Aside from the cultural and political problems the Euro would throw up, Friedman argued European economies gave too much room for state intervention for the project to work. European labor laws make it more difficult to hire and fire workers meaning the market is less able to respond to shocks. Furthermore, a common currency means countries like Greece are unable to devalue and make their exports more competitive.

“Regulation of industrial and employment practices is more extensive than in the United States, and differs far more from country to country than from American state to American state. As a result, wages and prices in Europe are more rigid, and labor less mobile. In those circumstances, flexible exchange rates provide an extremely useful adjustment mechanism,” said Friedman.

Indeed, somethings haven’t changed at all since Friedman’s critique was published. “As of today, a subgroup of the European Union — perhaps Germany, the Benelux countries, and Austria — come closer to satisfying the conditions favorable to a common currency than does the EU as a whole,” Friedman wrote. That statement is as true today as it was then.
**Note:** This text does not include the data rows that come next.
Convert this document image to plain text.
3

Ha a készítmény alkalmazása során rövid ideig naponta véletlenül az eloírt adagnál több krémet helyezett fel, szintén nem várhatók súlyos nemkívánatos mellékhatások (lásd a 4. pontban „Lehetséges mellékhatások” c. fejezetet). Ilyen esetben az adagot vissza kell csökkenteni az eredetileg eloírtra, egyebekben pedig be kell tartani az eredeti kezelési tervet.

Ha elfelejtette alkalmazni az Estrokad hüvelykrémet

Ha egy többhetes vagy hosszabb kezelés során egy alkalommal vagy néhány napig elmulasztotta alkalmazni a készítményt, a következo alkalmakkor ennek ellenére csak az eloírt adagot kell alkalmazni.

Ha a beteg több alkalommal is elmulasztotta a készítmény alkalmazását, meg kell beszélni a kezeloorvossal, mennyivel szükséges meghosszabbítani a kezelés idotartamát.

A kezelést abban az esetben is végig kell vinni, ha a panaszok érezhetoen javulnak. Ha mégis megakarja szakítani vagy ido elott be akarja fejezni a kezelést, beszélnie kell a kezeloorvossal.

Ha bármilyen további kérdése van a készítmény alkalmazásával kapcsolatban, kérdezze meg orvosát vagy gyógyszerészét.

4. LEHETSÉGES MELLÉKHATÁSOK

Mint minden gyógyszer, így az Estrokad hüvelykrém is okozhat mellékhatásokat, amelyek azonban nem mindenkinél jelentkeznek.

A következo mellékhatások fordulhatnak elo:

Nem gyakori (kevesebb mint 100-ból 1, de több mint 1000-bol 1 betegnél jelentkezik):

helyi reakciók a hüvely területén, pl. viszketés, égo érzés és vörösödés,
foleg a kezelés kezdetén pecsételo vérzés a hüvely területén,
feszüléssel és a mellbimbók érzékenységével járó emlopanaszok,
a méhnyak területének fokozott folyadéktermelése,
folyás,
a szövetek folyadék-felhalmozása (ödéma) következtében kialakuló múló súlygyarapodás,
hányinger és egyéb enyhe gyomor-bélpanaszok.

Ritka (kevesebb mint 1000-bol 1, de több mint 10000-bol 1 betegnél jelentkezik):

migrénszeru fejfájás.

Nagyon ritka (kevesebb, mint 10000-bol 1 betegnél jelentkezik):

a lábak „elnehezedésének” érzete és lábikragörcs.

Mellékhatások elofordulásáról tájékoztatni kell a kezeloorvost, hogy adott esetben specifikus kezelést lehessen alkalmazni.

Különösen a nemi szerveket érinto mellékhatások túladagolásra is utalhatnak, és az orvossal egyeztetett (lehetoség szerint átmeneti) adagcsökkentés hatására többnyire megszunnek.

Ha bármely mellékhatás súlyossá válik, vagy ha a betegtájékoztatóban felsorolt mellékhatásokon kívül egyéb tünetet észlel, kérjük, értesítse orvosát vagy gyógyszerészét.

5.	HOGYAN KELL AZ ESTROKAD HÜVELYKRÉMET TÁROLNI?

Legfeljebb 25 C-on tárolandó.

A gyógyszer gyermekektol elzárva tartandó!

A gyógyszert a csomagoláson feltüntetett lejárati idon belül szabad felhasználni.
Finally, Friedman predicted that the Euro, far from being a mechanism for bringing Europe together could, in fact, achieve the exact opposite.

“It would exacerbate political tensions by converting divergent shocks that could have been readily accommodated by exchange rate changes into divisive political issues. Political unity can pave the way for monetary unity. Monetary unity imposed under unfavorable conditions will prove a barrier to the achievement of political unity.”

With the election of the radical socialist party Syriza in Greece and rise of far left and right wing nationalist parties across Europe the Eurozone and wider European Union project is in greater danger than it has ever been.